250g whole pearl farro
1/2 head cauliflower, cut into florets
3 tsp cumin seeds
160ml extra virgin olive oil
Sea-salt flakes and freshly ground black pepper, to season
1 bulb garlic
1/4 bunch kale, thick stalks removed, finely chopped
Juice of 1 lemon
5 sprigs dill
1 celery heart, thinly sliced
1/2 cup inner yellow celery leaves
400g canned chickpeas, rinsed, drained, patted dry
3 Tbsp soft goat’s cheese or feta
2 Tbsp toasted almonds, roughly chopped
Preheat oven to 170°C. Put farro in a fine sieve and rinse clear under cold water. Transfer to a medium saucepan and add water. Bring to the boil over a high heat. Reduce heat and simmer for 45 minutes or until tender.
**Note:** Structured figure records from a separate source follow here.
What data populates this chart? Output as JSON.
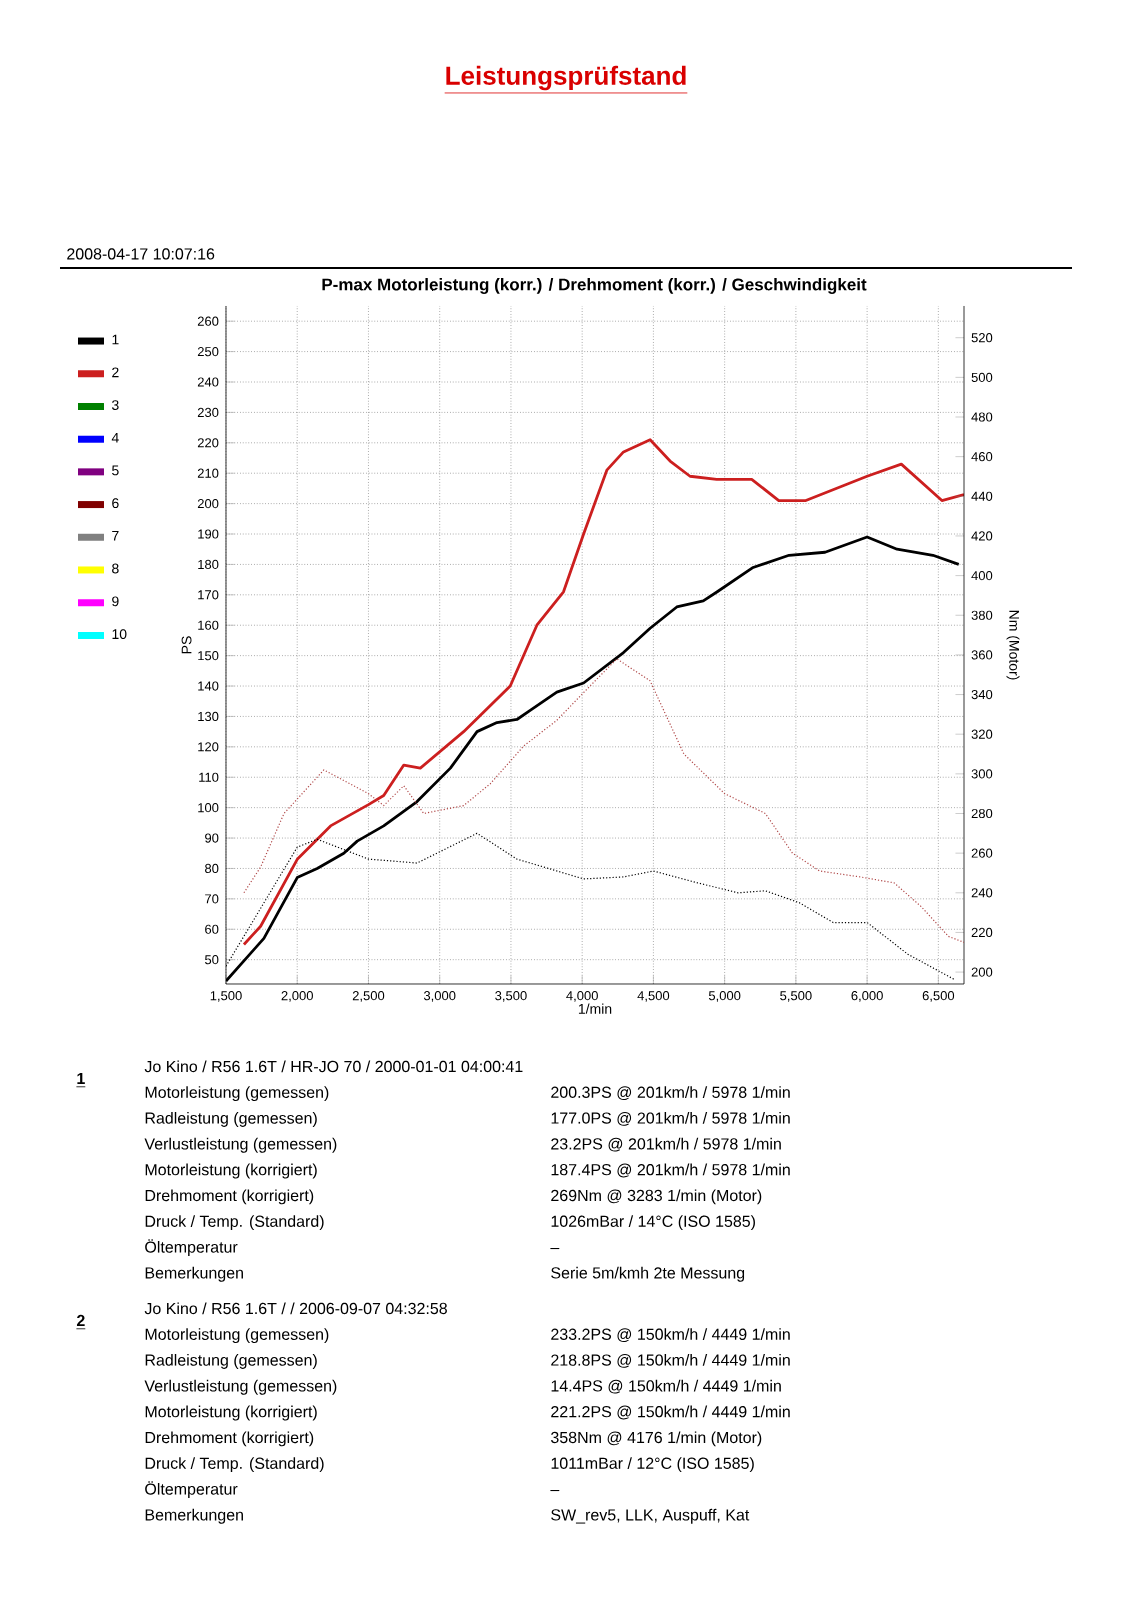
{
  "chart_data": {
    "type": "line",
    "title": "Leistungsprüfstand",
    "subtitle": "P-max Motorleistung (korr.) / Drehmoment (korr.) / Geschwindigkeit",
    "xlabel": "1/min",
    "ylabel": "PS",
    "y2label": "Nm (Motor)",
    "xlim": [
      1500,
      6680
    ],
    "ylim": [
      42,
      265
    ],
    "y2lim": [
      194,
      536
    ],
    "xticks": [
      {
        "value": 1500,
        "label": "1,500"
      },
      {
        "value": 2000,
        "label": "2,000"
      },
      {
        "value": 2500,
        "label": "2,500"
      },
      {
        "value": 3000,
        "label": "3,000"
      },
      {
        "value": 3500,
        "label": "3,500"
      },
      {
        "value": 4000,
        "label": "4,000"
      },
      {
        "value": 4500,
        "label": "4,500"
      },
      {
        "value": 5000,
        "label": "5,000"
      },
      {
        "value": 5500,
        "label": "5,500"
      },
      {
        "value": 6000,
        "label": "6,000"
      },
      {
        "value": 6500,
        "label": "6,500"
      }
    ],
    "yticks": [
      50,
      60,
      70,
      80,
      90,
      100,
      110,
      120,
      130,
      140,
      150,
      160,
      170,
      180,
      190,
      200,
      210,
      220,
      230,
      240,
      250,
      260
    ],
    "y2ticks": [
      200,
      220,
      240,
      260,
      280,
      300,
      320,
      340,
      360,
      380,
      400,
      420,
      440,
      460,
      480,
      500,
      520
    ],
    "grid": true,
    "legend": "left",
    "series": [
      {
        "name": "1",
        "color": "#000000",
        "line_style": "solid",
        "x": [
          1500,
          1766,
          2000,
          2140,
          2327,
          2421,
          2607,
          2841,
          3075,
          3262,
          3402,
          3542,
          3635,
          3822,
          4010,
          4290,
          4477,
          4664,
          4850,
          4948,
          5200,
          5452,
          5705,
          6000,
          6210,
          6462,
          6643
        ],
        "values": [
          43,
          57,
          77,
          80,
          85,
          89,
          94,
          102,
          113,
          125,
          128,
          129,
          132,
          138,
          141,
          151,
          159,
          166,
          168,
          171,
          179,
          183,
          184,
          189,
          185,
          183,
          180
        ]
      },
      {
        "name": "2",
        "color": "#cc1f1f",
        "line_style": "solid",
        "x": [
          1626,
          1743,
          2000,
          2234,
          2500,
          2607,
          2748,
          2864,
          3168,
          3495,
          3682,
          3869,
          4010,
          4173,
          4290,
          4477,
          4617,
          4757,
          4944,
          5190,
          5380,
          5570,
          6000,
          6240,
          6525,
          6680
        ],
        "values": [
          55,
          61,
          83,
          94,
          101,
          104,
          114,
          113,
          125,
          140,
          160,
          171,
          190,
          211,
          217,
          221,
          214,
          209,
          208,
          208,
          201,
          201,
          209,
          213,
          201,
          203
        ]
      },
      {
        "color": "#000000",
        "axis": "y2",
        "line_style": "dotted",
        "x": [
          1500,
          2000,
          2140,
          2500,
          2841,
          3262,
          3542,
          4010,
          4290,
          4500,
          4810,
          5095,
          5286,
          5524,
          5762,
          6000,
          6286,
          6619
        ],
        "values": [
          203,
          263,
          267,
          257,
          255,
          270,
          257,
          247,
          248,
          251,
          245,
          240,
          241,
          235,
          225,
          225,
          209,
          196
        ]
      },
      {
        "color": "#b04848",
        "axis": "y2",
        "line_style": "dotted",
        "x": [
          1626,
          1743,
          1907,
          2187,
          2500,
          2607,
          2748,
          2888,
          3168,
          3355,
          3589,
          3822,
          4010,
          4243,
          4476,
          4714,
          5000,
          5286,
          5476,
          5667,
          5952,
          6190,
          6380,
          6571,
          6680
        ],
        "values": [
          240,
          253,
          280,
          302,
          290,
          284,
          294,
          280,
          284,
          295,
          314,
          327,
          341,
          358,
          347,
          310,
          290,
          280,
          260,
          251,
          248,
          245,
          233,
          218,
          215
        ]
      },
      {
        "name": "3",
        "color": "#008000"
      },
      {
        "name": "4",
        "color": "#0000ff"
      },
      {
        "name": "5",
        "color": "#800080"
      },
      {
        "name": "6",
        "color": "#800000"
      },
      {
        "name": "7",
        "color": "#808080"
      },
      {
        "name": "8",
        "color": "#ffff00"
      },
      {
        "name": "9",
        "color": "#ff00ff"
      },
      {
        "name": "10",
        "color": "#00ffff"
      }
    ],
    "annotations": [
      "2008-04-17 10:07:16",
      "1",
      "Jo Kino / R56 1.6T / HR-JO 70 / 2000-01-01 04:00:41",
      "Motorleistung (gemessen)",
      "200.3PS @ 201km/h / 5978 1/min",
      "Radleistung (gemessen)",
      "177.0PS @ 201km/h / 5978 1/min",
      "Verlustleistung (gemessen)",
      "23.2PS @ 201km/h / 5978 1/min",
      "Motorleistung (korrigiert)",
      "187.4PS @ 201km/h / 5978 1/min",
      "Drehmoment (korrigiert)",
      "269Nm @ 3283 1/min (Motor)",
      "Druck / Temp. (Standard)",
      "1026mBar / 14°C   (ISO 1585)",
      "Öltemperatur",
      "–",
      "Bemerkungen",
      "Serie 5m/kmh 2te Messung",
      "2",
      "Jo Kino / R56 1.6T / / 2006-09-07 04:32:58",
      "Motorleistung (gemessen)",
      "233.2PS @ 150km/h / 4449 1/min",
      "Radleistung (gemessen)",
      "218.8PS @ 150km/h / 4449 1/min",
      "Verlustleistung (gemessen)",
      "14.4PS @ 150km/h / 4449 1/min",
      "Motorleistung (korrigiert)",
      "221.2PS @ 150km/h / 4449 1/min",
      "Drehmoment (korrigiert)",
      "358Nm @ 4176 1/min (Motor)",
      "Druck / Temp. (Standard)",
      "1011mBar / 12°C   (ISO 1585)",
      "Öltemperatur",
      "–",
      "Bemerkungen",
      "SW_rev5, LLK, Auspuff, Kat"
    ]
  }
}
Meanwhile, put cauliflower in a large bowl. Add cumin and 40ml of the oil and toss to combine. Season with salt and pepper. Transfer to an oven tray and add garlic. Roast for 30 minutes or until cauliflower is golden and garlic is soft to touch.
Meanwhile, blanch kale in a large saucepan of boiling salted water for 30 seconds or until wilted. Drain, cool and squeeze out water. Set aside.
Set cauliflower and garlic aside to cool. Drain farro and set aside. Separate garlic bulb into cloves.
To make dressing, squeeze garlic from skins and put in a large bowl. Add lemon juice and remaining oil. Season with salt and pepper.
Combine dill sprigs, celery heart and leaves in a bowl. Add 1 Tbsp of the dressing and toss until combined.
Combine farro, cauliflower, kale and chickpeas in a large bowl. Transfer to a large platter. Pile dill mixture on top. Spoon on dollops of cheese and scatter with almonds. Serve.